Could you provide a simple justification or example of what potential mitigation strategies could arise from this paper?

One possible mitigation strategy involves introducing special register tokens. This approach preserves the active-dormant mechanism while mitigating the effects of extreme tokens in the original model. Sun et al. [2023] successfully employed this strategy to address similar issues.

Sun, Mingjie, Xinlei Chen, J. Zico Kolter, and Zhuang Liu. "Massive activations in large language models." arXiv preprint arXiv:2402.17762 (2024).

审稿意见
6

The paper studies the emergence of extreme-token phenomena in modern transformer neural networks, namely: Attention sinks, Value state drains and Residual state peaks, all previously identified in recent works. The first refers to the observation that in some attention heads, special tokens named sink tokens attract a large proportion of the attention weights. The second highlights that values states associated with sink tokens are usually significantly smaller than those of other tokens. The third refers to the observation that the intermediate representations (except for initial and final layers) of sink tokens are characterised by larger norms compared to those of other tokens.

The authors first show that attention sinks and value state drains can be identified in a simple settings: one layer transformer models trained on the Bigram-Backcopy task which involves sequences generated either through bigram transitions or by copying previous tokens in the presence of special trigger tokens. Through an in-depth empirical analysis, the authors show that all non-trigger tokens exhibit attention sinks, while the attention for trigger tokens is concentrated on their preceding positions.
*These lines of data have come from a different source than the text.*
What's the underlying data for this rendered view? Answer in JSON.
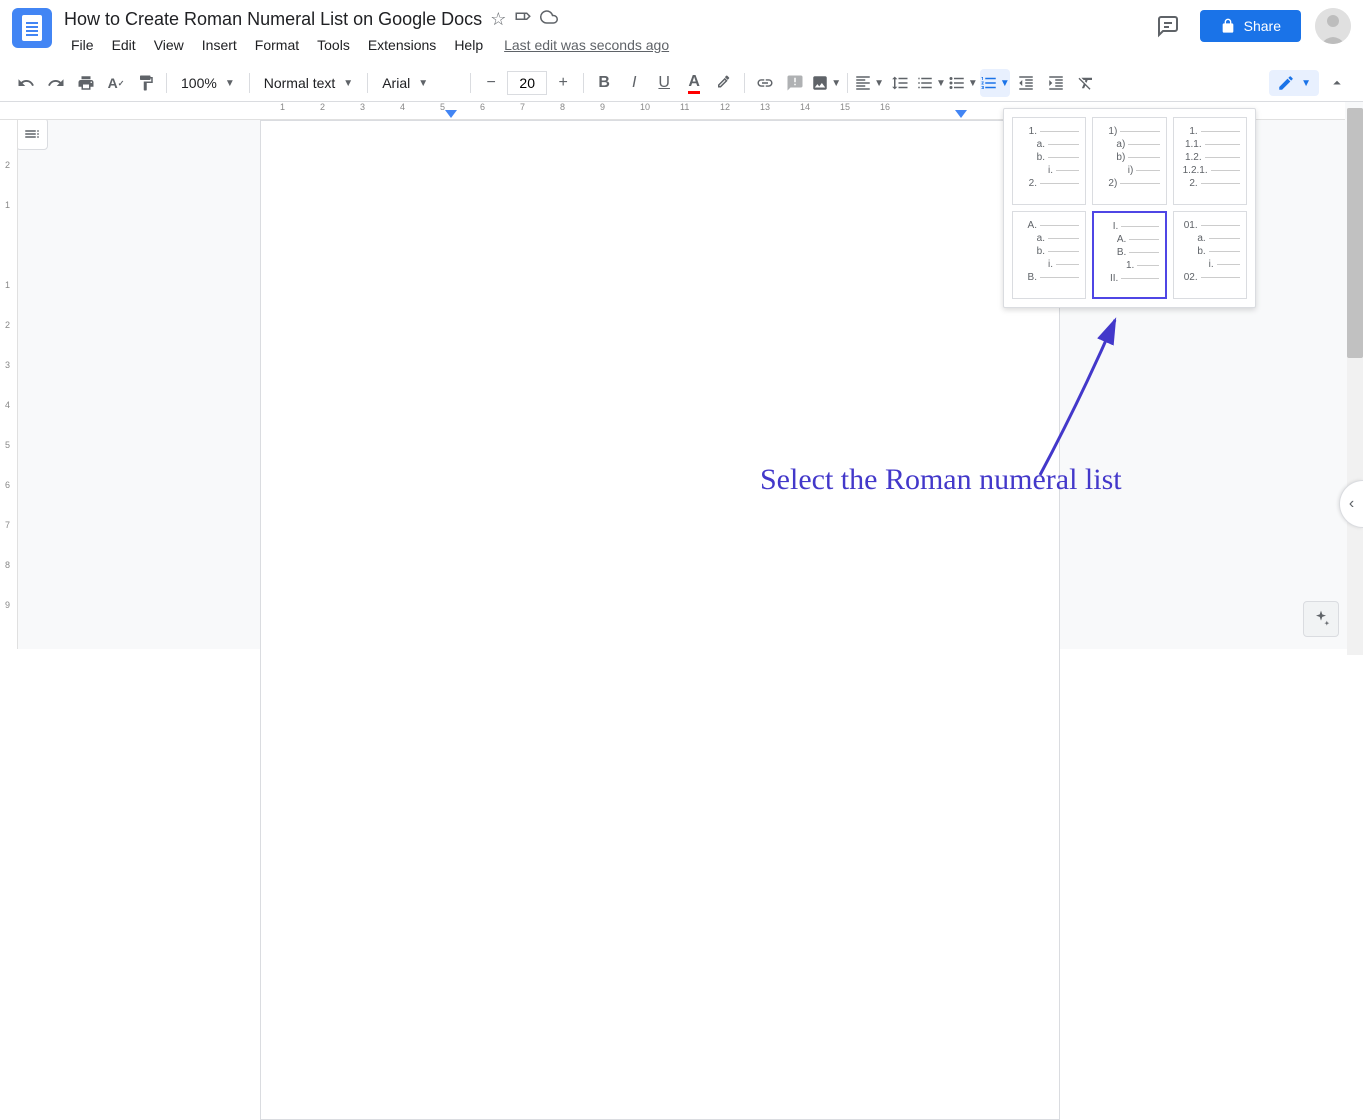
{
  "document": {
    "title": "How to Create Roman Numeral List on Google Docs",
    "last_edit": "Last edit was seconds ago"
  },
  "menus": {
    "file": "File",
    "edit": "Edit",
    "view": "View",
    "insert": "Insert",
    "format": "Format",
    "tools": "Tools",
    "extensions": "Extensions",
    "help": "Help"
  },
  "share": {
    "label": "Share"
  },
  "toolbar": {
    "zoom": "100%",
    "style": "Normal text",
    "font": "Arial",
    "size": "20"
  },
  "list_options": {
    "opt1": [
      "1.",
      "a.",
      "b.",
      "i.",
      "2."
    ],
    "opt2": [
      "1)",
      "a)",
      "b)",
      "i)",
      "2)"
    ],
    "opt3": [
      "1.",
      "1.1.",
      "1.2.",
      "1.2.1.",
      "2."
    ],
    "opt4": [
      "A.",
      "a.",
      "b.",
      "i.",
      "B."
    ],
    "opt5": [
      "I.",
      "A.",
      "B.",
      "1.",
      "II."
    ],
    "opt6": [
      "01.",
      "a.",
      "b.",
      "i.",
      "02."
    ]
  },
  "annotation": {
    "text": "Select the Roman numeral list"
  }
}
In particular, the BOS tokens attracts a significant proportion of the attention weights for the non-trigger tokens, and its value state decreases in norm accordingly. The authors highlight that the aforementioned extreme token phenomena develop reinforcing each other during training. This observation is corroborated by a theoretical analysis showing that indeed "Attention logits grow logarithmically reinforced by small value states" and "Value state shrinks to a small constant vector reinforced by large attention logits".

The final part of the paper is devoted to an investigation on the emergence of these phenomena in LLMs, with a particular focus on Llama 2-7B-Base and OLMo-7B, both open-source. On the first model, a specific head is described in terms of its behaviour when the model is prompted with two different data sources. A very similar mechanism is shown to emerge, with the head being dormant on Wikipedia data (prose) as opposed to Github (code) data. Thanks to the availability of intermediate checkpoints for OLMo-7B, the authors are able to draw a parallel between their theoretical analysis of the learning dynamics of their toy model and that of OLMO, resulting in a good agreement.

优点

  • The paper is very well written and easy to follow.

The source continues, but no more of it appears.